Search code examples
javaweb-serviceshttpweblogiccxf

Why does an Apache CXF 2.7.8 in WebLogic Application Server 12c client ignore FIN from the server?


I have an Apache CXF 2.7.8 consumer calling another SOAP web service.

In my development environment (Tomcat 6.0, jdk1.7.0_51, Windows 7) everything works charmingly.

However; when I deploy the code to a test environment (WebLogic 12.1, jdk1.7.0_51, RHEL 6), I get a javax.xml.ws.WebServiceException: Could not send Message exception, caused by java.net.SocketTimeoutException: Read time out after x millis on every second request.

Both the development and test instances call the exact same server.

When I perform a network trace, I see that CXF sends many requests using the same socket connection (thanks to HTTP Keep-Alive). Eventually, the server sends a FIN indicating that the client should stop using this connection (and establish a new one, if need be). The client acknowledges the FIN, but then continues to send the next request on the same socket, despite having been told to disconnect (and acknowledging that directive). The server then sends an RST (as expected), telling the client to go away. The client then tries again. Eventually, enough time has elapsed that we reach the Read timeout, and the SocketTimeoutException above is thrown.

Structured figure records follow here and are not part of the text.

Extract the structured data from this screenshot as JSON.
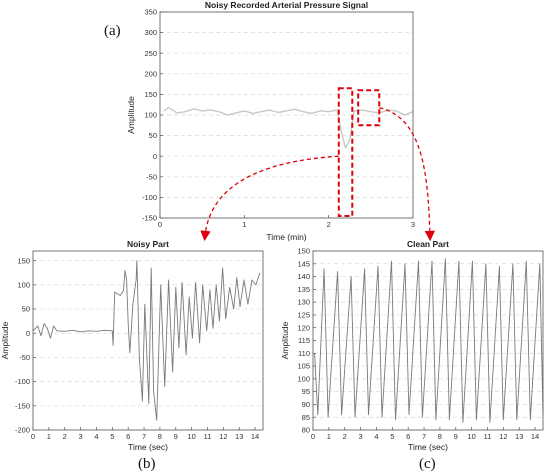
{
  "panel_labels": [
    "(a)",
    "(b)",
    "(c)"
  ],
  "chart_data": [
    {
      "type": "line",
      "title": "Noisy Recorded Arterial Pressure Signal",
      "xlabel": "Time (min)",
      "ylabel": "Amplitude",
      "xlim": [
        0,
        3
      ],
      "ylim": [
        -150,
        350
      ],
      "xticks": [
        0,
        1,
        2,
        3
      ],
      "yticks": [
        -150,
        -100,
        -50,
        0,
        50,
        100,
        150,
        200,
        250,
        300,
        350
      ],
      "grid": true,
      "color": "#c8c8c8",
      "series": [
        {
          "x": [
            0.05,
            0.1,
            0.15,
            0.2,
            0.3,
            0.4,
            0.5,
            0.6,
            0.7,
            0.8,
            0.9,
            1.0,
            1.1,
            1.2,
            1.3,
            1.4,
            1.5,
            1.6,
            1.7,
            1.8,
            1.9,
            2.0,
            2.1,
            2.15,
            2.2,
            2.25,
            2.3,
            2.4,
            2.5,
            2.6,
            2.7,
            2.8,
            2.9,
            3.0
          ],
          "values": [
            110,
            118,
            112,
            105,
            108,
            115,
            110,
            112,
            108,
            100,
            105,
            110,
            104,
            108,
            112,
            106,
            110,
            114,
            108,
            104,
            110,
            108,
            112,
            60,
            20,
            40,
            110,
            112,
            108,
            105,
            112,
            110,
            100,
            108
          ]
        }
      ],
      "highlight_boxes": [
        {
          "x": [
            2.12,
            2.28
          ],
          "y": [
            -145,
            165
          ],
          "label": "Noisy Part"
        },
        {
          "x": [
            2.35,
            2.6
          ],
          "y": [
            75,
            160
          ],
          "label": "Clean Part"
        }
      ]
    },
    {
      "type": "line",
      "title": "Noisy Part",
      "xlabel": "Time (sec)",
      "ylabel": "Amplitude",
      "xlim": [
        0,
        14.5
      ],
      "ylim": [
        -200,
        170
      ],
      "xticks": [
        0,
        1,
        2,
        3,
        4,
        5,
        6,
        7,
        8,
        9,
        10,
        11,
        12,
        13,
        14
      ],
      "yticks": [
        -200,
        -150,
        -100,
        -50,
        0,
        50,
        100,
        150
      ],
      "grid": true,
      "color": "#7a7a7a",
      "series": [
        {
          "x": [
            0,
            0.3,
            0.5,
            0.7,
            0.9,
            1.1,
            1.3,
            1.5,
            2,
            2.5,
            3,
            3.5,
            4,
            4.5,
            5,
            5.05,
            5.15,
            5.3,
            5.5,
            5.7,
            5.8,
            5.9,
            6.0,
            6.1,
            6.3,
            6.5,
            6.55,
            6.7,
            6.9,
            7.05,
            7.3,
            7.45,
            7.6,
            7.8,
            8.05,
            8.3,
            8.55,
            8.8,
            9.0,
            9.2,
            9.4,
            9.65,
            9.85,
            10.05,
            10.25,
            10.5,
            10.7,
            10.95,
            11.15,
            11.35,
            11.55,
            11.75,
            11.95,
            12.15,
            12.4,
            12.65,
            12.85,
            13.05,
            13.3,
            13.55,
            13.8,
            14.05,
            14.3
          ],
          "values": [
            5,
            15,
            -5,
            20,
            10,
            -10,
            15,
            5,
            4,
            6,
            3,
            5,
            4,
            6,
            5,
            -25,
            85,
            82,
            78,
            88,
            130,
            110,
            20,
            -40,
            60,
            110,
            150,
            -50,
            -140,
            60,
            -145,
            135,
            -120,
            -180,
            100,
            -110,
            110,
            -80,
            95,
            -30,
            105,
            -45,
            75,
            -10,
            105,
            -20,
            100,
            5,
            90,
            10,
            100,
            25,
            135,
            30,
            95,
            50,
            115,
            55,
            110,
            60,
            110,
            100,
            125
          ]
        }
      ]
    },
    {
      "type": "line",
      "title": "Clean Part",
      "xlabel": "Time (sec)",
      "ylabel": "Amplitude",
      "xlim": [
        0,
        14.5
      ],
      "ylim": [
        80,
        150
      ],
      "xticks": [
        0,
        1,
        2,
        3,
        4,
        5,
        6,
        7,
        8,
        9,
        10,
        11,
        12,
        13,
        14
      ],
      "yticks": [
        80,
        85,
        90,
        95,
        100,
        105,
        110,
        115,
        120,
        125,
        130,
        135,
        140,
        145,
        150
      ],
      "grid": true,
      "color": "#7a7a7a",
      "series": [
        {
          "x": [
            0.1,
            0.3,
            0.7,
            0.95,
            1.55,
            1.8,
            2.4,
            2.65,
            3.25,
            3.5,
            4.1,
            4.35,
            4.95,
            5.2,
            5.8,
            6.05,
            6.65,
            6.9,
            7.5,
            7.75,
            8.35,
            8.6,
            9.2,
            9.45,
            10.05,
            10.3,
            10.9,
            11.15,
            11.75,
            12.0,
            12.6,
            12.85,
            13.45,
            13.7,
            14.3,
            14.5
          ],
          "values": [
            110,
            86,
            143,
            85,
            142,
            86,
            140,
            85,
            143,
            86,
            144,
            85,
            146,
            84,
            145,
            86,
            146,
            85,
            146,
            84,
            147,
            84,
            146,
            83,
            146,
            84,
            145,
            83,
            144,
            84,
            145,
            84,
            146,
            84,
            145,
            86
          ]
        }
      ]
    }
  ]
}
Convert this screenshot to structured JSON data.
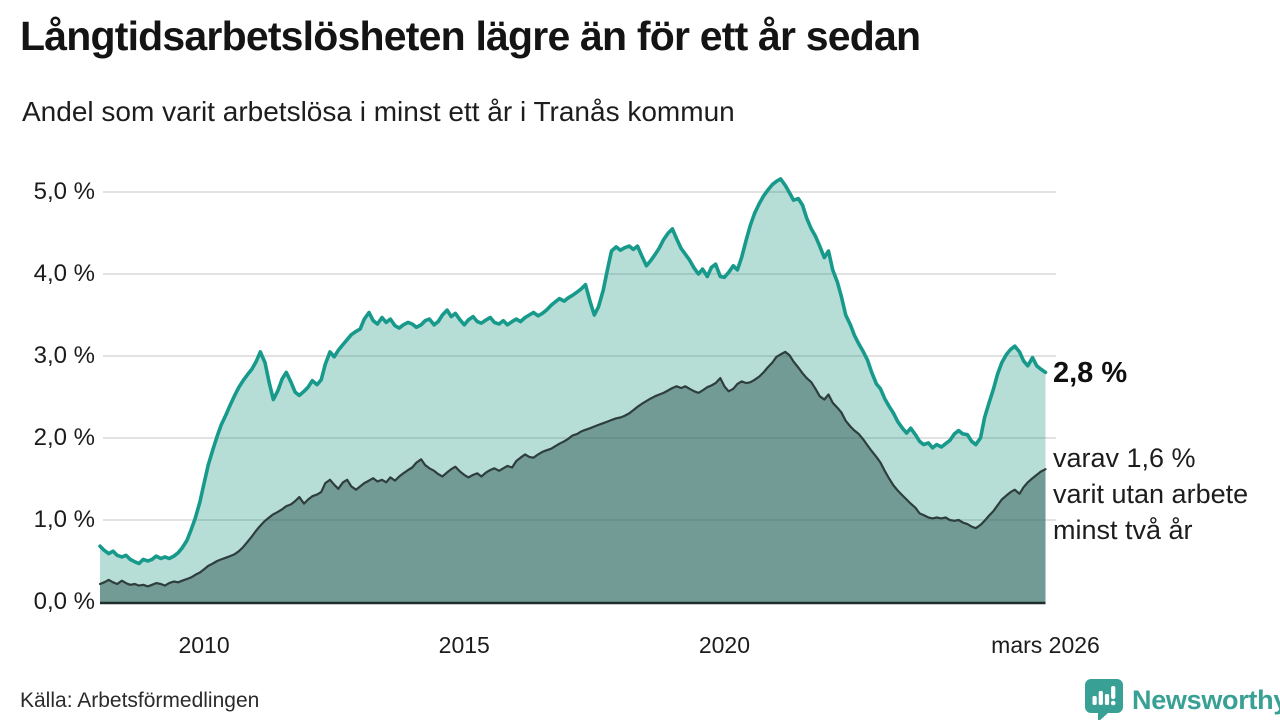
{
  "header": {
    "title": "Långtidsarbetslösheten lägre än för ett år sedan",
    "subtitle": "Andel som varit arbetslösa i minst ett år i Tranås kommun"
  },
  "footer": {
    "source": "Källa: Arbetsförmedlingen",
    "logo_text": "Newsworthy"
  },
  "colors": {
    "accent_teal": "#179a8b",
    "fill_light": "rgba(18,142,122,0.30)",
    "fill_dark": "rgba(47,89,84,0.50)",
    "line_dark": "#2e3e3c",
    "grid": "#d8d8d8",
    "baseline": "#1f2e2c",
    "logo_teal": "#38a094"
  },
  "chart_data": {
    "type": "area",
    "title": "Långtidsarbetslösheten lägre än för ett år sedan",
    "subtitle": "Andel som varit arbetslösa i minst ett år i Tranås kommun",
    "unit": "percent",
    "grid": true,
    "legend": "none",
    "x_range": [
      2008.0,
      2026.17
    ],
    "ylim": [
      0,
      5.4
    ],
    "y_axis": {
      "ticks": [
        {
          "label": "0,0 %",
          "value": 0
        },
        {
          "label": "1,0 %",
          "value": 1
        },
        {
          "label": "2,0 %",
          "value": 2
        },
        {
          "label": "3,0 %",
          "value": 3
        },
        {
          "label": "4,0 %",
          "value": 4
        },
        {
          "label": "5,0 %",
          "value": 5
        }
      ]
    },
    "x_axis": {
      "ticks": [
        {
          "label": "2010",
          "year": 2010
        },
        {
          "label": "2015",
          "year": 2015
        },
        {
          "label": "2020",
          "year": 2020
        },
        {
          "label": "mars 2026",
          "year": 2026.17
        }
      ]
    },
    "series": [
      {
        "id": "arbetslosa-minst-ett-ar",
        "end_label": "2,8 %",
        "latest_value": 2.8,
        "line_color": "#179a8b",
        "fill_color": "rgba(18,142,122,0.30)",
        "point_index": 1
      },
      {
        "id": "arbetslosa-minst-tva-ar",
        "end_label_lines": [
          "varav 1,6 %",
          "varit utan arbete",
          "minst två år"
        ],
        "latest_value": 1.6,
        "line_color": "#2e3e3c",
        "fill_color": "rgba(47,89,84,0.50)",
        "point_index": 2
      }
    ],
    "points": [
      [
        2008.0,
        0.68,
        0.22
      ],
      [
        2008.08,
        0.63,
        0.24
      ],
      [
        2008.17,
        0.59,
        0.27
      ],
      [
        2008.25,
        0.62,
        0.24
      ],
      [
        2008.33,
        0.57,
        0.22
      ],
      [
        2008.42,
        0.55,
        0.26
      ],
      [
        2008.5,
        0.57,
        0.23
      ],
      [
        2008.58,
        0.52,
        0.21
      ],
      [
        2008.67,
        0.49,
        0.22
      ],
      [
        2008.75,
        0.47,
        0.2
      ],
      [
        2008.83,
        0.52,
        0.21
      ],
      [
        2008.92,
        0.5,
        0.19
      ],
      [
        2009.0,
        0.52,
        0.21
      ],
      [
        2009.08,
        0.56,
        0.23
      ],
      [
        2009.17,
        0.53,
        0.22
      ],
      [
        2009.25,
        0.55,
        0.2
      ],
      [
        2009.33,
        0.53,
        0.23
      ],
      [
        2009.42,
        0.56,
        0.25
      ],
      [
        2009.5,
        0.6,
        0.24
      ],
      [
        2009.58,
        0.66,
        0.26
      ],
      [
        2009.67,
        0.75,
        0.28
      ],
      [
        2009.75,
        0.88,
        0.3
      ],
      [
        2009.83,
        1.02,
        0.33
      ],
      [
        2009.92,
        1.22,
        0.36
      ],
      [
        2010.0,
        1.45,
        0.4
      ],
      [
        2010.08,
        1.67,
        0.44
      ],
      [
        2010.17,
        1.86,
        0.47
      ],
      [
        2010.25,
        2.02,
        0.5
      ],
      [
        2010.33,
        2.16,
        0.52
      ],
      [
        2010.42,
        2.28,
        0.54
      ],
      [
        2010.5,
        2.4,
        0.56
      ],
      [
        2010.58,
        2.51,
        0.58
      ],
      [
        2010.67,
        2.62,
        0.62
      ],
      [
        2010.75,
        2.7,
        0.67
      ],
      [
        2010.83,
        2.77,
        0.73
      ],
      [
        2010.92,
        2.84,
        0.8
      ],
      [
        2011.0,
        2.93,
        0.87
      ],
      [
        2011.08,
        3.05,
        0.93
      ],
      [
        2011.17,
        2.92,
        0.99
      ],
      [
        2011.25,
        2.68,
        1.03
      ],
      [
        2011.33,
        2.47,
        1.07
      ],
      [
        2011.42,
        2.58,
        1.1
      ],
      [
        2011.5,
        2.72,
        1.13
      ],
      [
        2011.58,
        2.8,
        1.17
      ],
      [
        2011.67,
        2.68,
        1.19
      ],
      [
        2011.75,
        2.56,
        1.23
      ],
      [
        2011.83,
        2.52,
        1.28
      ],
      [
        2011.92,
        2.57,
        1.2
      ],
      [
        2012.0,
        2.62,
        1.25
      ],
      [
        2012.08,
        2.7,
        1.29
      ],
      [
        2012.17,
        2.65,
        1.31
      ],
      [
        2012.25,
        2.71,
        1.34
      ],
      [
        2012.33,
        2.9,
        1.45
      ],
      [
        2012.42,
        3.05,
        1.49
      ],
      [
        2012.5,
        2.99,
        1.43
      ],
      [
        2012.58,
        3.07,
        1.38
      ],
      [
        2012.67,
        3.14,
        1.46
      ],
      [
        2012.75,
        3.2,
        1.49
      ],
      [
        2012.83,
        3.26,
        1.41
      ],
      [
        2012.92,
        3.3,
        1.37
      ],
      [
        2013.0,
        3.33,
        1.41
      ],
      [
        2013.08,
        3.45,
        1.45
      ],
      [
        2013.17,
        3.53,
        1.48
      ],
      [
        2013.25,
        3.43,
        1.51
      ],
      [
        2013.33,
        3.39,
        1.47
      ],
      [
        2013.42,
        3.47,
        1.49
      ],
      [
        2013.5,
        3.41,
        1.46
      ],
      [
        2013.58,
        3.45,
        1.52
      ],
      [
        2013.67,
        3.37,
        1.48
      ],
      [
        2013.75,
        3.34,
        1.53
      ],
      [
        2013.83,
        3.38,
        1.57
      ],
      [
        2013.92,
        3.41,
        1.61
      ],
      [
        2014.0,
        3.39,
        1.64
      ],
      [
        2014.08,
        3.35,
        1.7
      ],
      [
        2014.17,
        3.38,
        1.74
      ],
      [
        2014.25,
        3.43,
        1.67
      ],
      [
        2014.33,
        3.45,
        1.63
      ],
      [
        2014.42,
        3.38,
        1.6
      ],
      [
        2014.5,
        3.42,
        1.56
      ],
      [
        2014.58,
        3.5,
        1.53
      ],
      [
        2014.67,
        3.56,
        1.58
      ],
      [
        2014.75,
        3.48,
        1.62
      ],
      [
        2014.83,
        3.52,
        1.65
      ],
      [
        2014.92,
        3.44,
        1.59
      ],
      [
        2015.0,
        3.38,
        1.55
      ],
      [
        2015.08,
        3.44,
        1.52
      ],
      [
        2015.17,
        3.48,
        1.55
      ],
      [
        2015.25,
        3.42,
        1.57
      ],
      [
        2015.33,
        3.4,
        1.53
      ],
      [
        2015.42,
        3.44,
        1.58
      ],
      [
        2015.5,
        3.47,
        1.61
      ],
      [
        2015.58,
        3.41,
        1.63
      ],
      [
        2015.67,
        3.39,
        1.6
      ],
      [
        2015.75,
        3.43,
        1.63
      ],
      [
        2015.83,
        3.38,
        1.66
      ],
      [
        2015.92,
        3.42,
        1.64
      ],
      [
        2016.0,
        3.45,
        1.72
      ],
      [
        2016.08,
        3.42,
        1.76
      ],
      [
        2016.17,
        3.47,
        1.8
      ],
      [
        2016.25,
        3.5,
        1.77
      ],
      [
        2016.33,
        3.53,
        1.76
      ],
      [
        2016.42,
        3.49,
        1.8
      ],
      [
        2016.5,
        3.52,
        1.83
      ],
      [
        2016.58,
        3.56,
        1.85
      ],
      [
        2016.67,
        3.62,
        1.87
      ],
      [
        2016.75,
        3.66,
        1.9
      ],
      [
        2016.83,
        3.7,
        1.93
      ],
      [
        2016.92,
        3.67,
        1.96
      ],
      [
        2017.0,
        3.71,
        1.99
      ],
      [
        2017.08,
        3.74,
        2.03
      ],
      [
        2017.17,
        3.78,
        2.05
      ],
      [
        2017.25,
        3.82,
        2.08
      ],
      [
        2017.33,
        3.87,
        2.1
      ],
      [
        2017.42,
        3.66,
        2.12
      ],
      [
        2017.5,
        3.5,
        2.14
      ],
      [
        2017.58,
        3.6,
        2.16
      ],
      [
        2017.67,
        3.8,
        2.18
      ],
      [
        2017.75,
        4.05,
        2.2
      ],
      [
        2017.83,
        4.28,
        2.22
      ],
      [
        2017.92,
        4.33,
        2.24
      ],
      [
        2018.0,
        4.29,
        2.25
      ],
      [
        2018.08,
        4.32,
        2.27
      ],
      [
        2018.17,
        4.34,
        2.3
      ],
      [
        2018.25,
        4.3,
        2.34
      ],
      [
        2018.33,
        4.34,
        2.38
      ],
      [
        2018.42,
        4.21,
        2.42
      ],
      [
        2018.5,
        4.1,
        2.45
      ],
      [
        2018.58,
        4.16,
        2.48
      ],
      [
        2018.67,
        4.24,
        2.51
      ],
      [
        2018.75,
        4.32,
        2.53
      ],
      [
        2018.83,
        4.42,
        2.55
      ],
      [
        2018.92,
        4.5,
        2.58
      ],
      [
        2019.0,
        4.55,
        2.61
      ],
      [
        2019.08,
        4.43,
        2.63
      ],
      [
        2019.17,
        4.31,
        2.61
      ],
      [
        2019.25,
        4.24,
        2.63
      ],
      [
        2019.33,
        4.17,
        2.6
      ],
      [
        2019.42,
        4.07,
        2.57
      ],
      [
        2019.5,
        4.0,
        2.55
      ],
      [
        2019.58,
        4.06,
        2.58
      ],
      [
        2019.67,
        3.97,
        2.62
      ],
      [
        2019.75,
        4.08,
        2.64
      ],
      [
        2019.83,
        4.12,
        2.67
      ],
      [
        2019.92,
        3.97,
        2.73
      ],
      [
        2020.0,
        3.96,
        2.63
      ],
      [
        2020.08,
        4.02,
        2.57
      ],
      [
        2020.17,
        4.1,
        2.6
      ],
      [
        2020.25,
        4.05,
        2.66
      ],
      [
        2020.33,
        4.2,
        2.69
      ],
      [
        2020.42,
        4.42,
        2.67
      ],
      [
        2020.5,
        4.6,
        2.68
      ],
      [
        2020.58,
        4.74,
        2.71
      ],
      [
        2020.67,
        4.86,
        2.75
      ],
      [
        2020.75,
        4.95,
        2.8
      ],
      [
        2020.83,
        5.02,
        2.86
      ],
      [
        2020.92,
        5.09,
        2.92
      ],
      [
        2021.0,
        5.13,
        2.99
      ],
      [
        2021.08,
        5.16,
        3.02
      ],
      [
        2021.17,
        5.08,
        3.05
      ],
      [
        2021.25,
        4.99,
        3.01
      ],
      [
        2021.33,
        4.9,
        2.93
      ],
      [
        2021.42,
        4.92,
        2.86
      ],
      [
        2021.5,
        4.84,
        2.79
      ],
      [
        2021.58,
        4.68,
        2.73
      ],
      [
        2021.67,
        4.55,
        2.68
      ],
      [
        2021.75,
        4.46,
        2.6
      ],
      [
        2021.83,
        4.34,
        2.51
      ],
      [
        2021.92,
        4.2,
        2.47
      ],
      [
        2022.0,
        4.28,
        2.53
      ],
      [
        2022.08,
        4.05,
        2.43
      ],
      [
        2022.17,
        3.9,
        2.37
      ],
      [
        2022.25,
        3.72,
        2.31
      ],
      [
        2022.33,
        3.5,
        2.21
      ],
      [
        2022.42,
        3.38,
        2.14
      ],
      [
        2022.5,
        3.25,
        2.09
      ],
      [
        2022.58,
        3.15,
        2.05
      ],
      [
        2022.67,
        3.05,
        1.98
      ],
      [
        2022.75,
        2.95,
        1.91
      ],
      [
        2022.83,
        2.8,
        1.84
      ],
      [
        2022.92,
        2.66,
        1.77
      ],
      [
        2023.0,
        2.6,
        1.7
      ],
      [
        2023.08,
        2.48,
        1.6
      ],
      [
        2023.17,
        2.38,
        1.5
      ],
      [
        2023.25,
        2.3,
        1.42
      ],
      [
        2023.33,
        2.2,
        1.36
      ],
      [
        2023.42,
        2.12,
        1.3
      ],
      [
        2023.5,
        2.06,
        1.25
      ],
      [
        2023.58,
        2.12,
        1.2
      ],
      [
        2023.67,
        2.04,
        1.15
      ],
      [
        2023.75,
        1.96,
        1.08
      ],
      [
        2023.83,
        1.92,
        1.06
      ],
      [
        2023.92,
        1.94,
        1.03
      ],
      [
        2024.0,
        1.88,
        1.02
      ],
      [
        2024.08,
        1.92,
        1.03
      ],
      [
        2024.17,
        1.89,
        1.02
      ],
      [
        2024.25,
        1.93,
        1.03
      ],
      [
        2024.33,
        1.97,
        1.0
      ],
      [
        2024.42,
        2.05,
        0.99
      ],
      [
        2024.5,
        2.09,
        1.0
      ],
      [
        2024.58,
        2.05,
        0.97
      ],
      [
        2024.67,
        2.04,
        0.95
      ],
      [
        2024.75,
        1.96,
        0.92
      ],
      [
        2024.83,
        1.92,
        0.9
      ],
      [
        2024.92,
        2.0,
        0.94
      ],
      [
        2025.0,
        2.25,
        0.99
      ],
      [
        2025.08,
        2.42,
        1.05
      ],
      [
        2025.17,
        2.6,
        1.11
      ],
      [
        2025.25,
        2.78,
        1.18
      ],
      [
        2025.33,
        2.92,
        1.25
      ],
      [
        2025.42,
        3.02,
        1.3
      ],
      [
        2025.5,
        3.08,
        1.34
      ],
      [
        2025.58,
        3.12,
        1.37
      ],
      [
        2025.67,
        3.05,
        1.32
      ],
      [
        2025.75,
        2.94,
        1.4
      ],
      [
        2025.83,
        2.88,
        1.46
      ],
      [
        2025.92,
        2.98,
        1.51
      ],
      [
        2026.0,
        2.88,
        1.55
      ],
      [
        2026.08,
        2.84,
        1.59
      ],
      [
        2026.17,
        2.8,
        1.62
      ]
    ]
  }
}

(As an aside: On the windows development platform, the client honors the FIN and establishes a new socket connection for the next request).

When I disable HTTP Keep-Alive (using the instructions here), the Server sends the FIN after only a single request is sent by the client (exactly as it should). The client still acknowledges the FIN with an ACK for that frame, and then boldly continues trying to use that socket.

I would love to have HTTP Keep-Alive working, but I would settle for the darn thing working without it.

Are there any recommended solutions or next steps for troubleshooting?


Solution

  • tldr; Add -Dhttp.keepalivecache.sockethealthchecktimeout=10 to the JVM arguments for the WebLogic server.

    Here's what we learned eventually:

    The client (Apache 2.7.8 on WebLogic 12c) was sending SOAP HTTP requests to the server (not a WebLogic server).

    The server was (at least in some cases) failing to send a 'Connection' header in the response. This resulted in WebLogic not knowing whether it could reuse the connection or not. When it tried to reuse a connection that had been closed by the server, we got the error.

    WebLogic has a parameter that can instruct it to perform a health check on the reused connection prior to reusing it, and evict it from the pool if it fails the health check. Setting the system property 'http.keepalivecache.sockethealthchecktimeout' to a very low value (say 10, for 10 milliseconds) fixed the problem.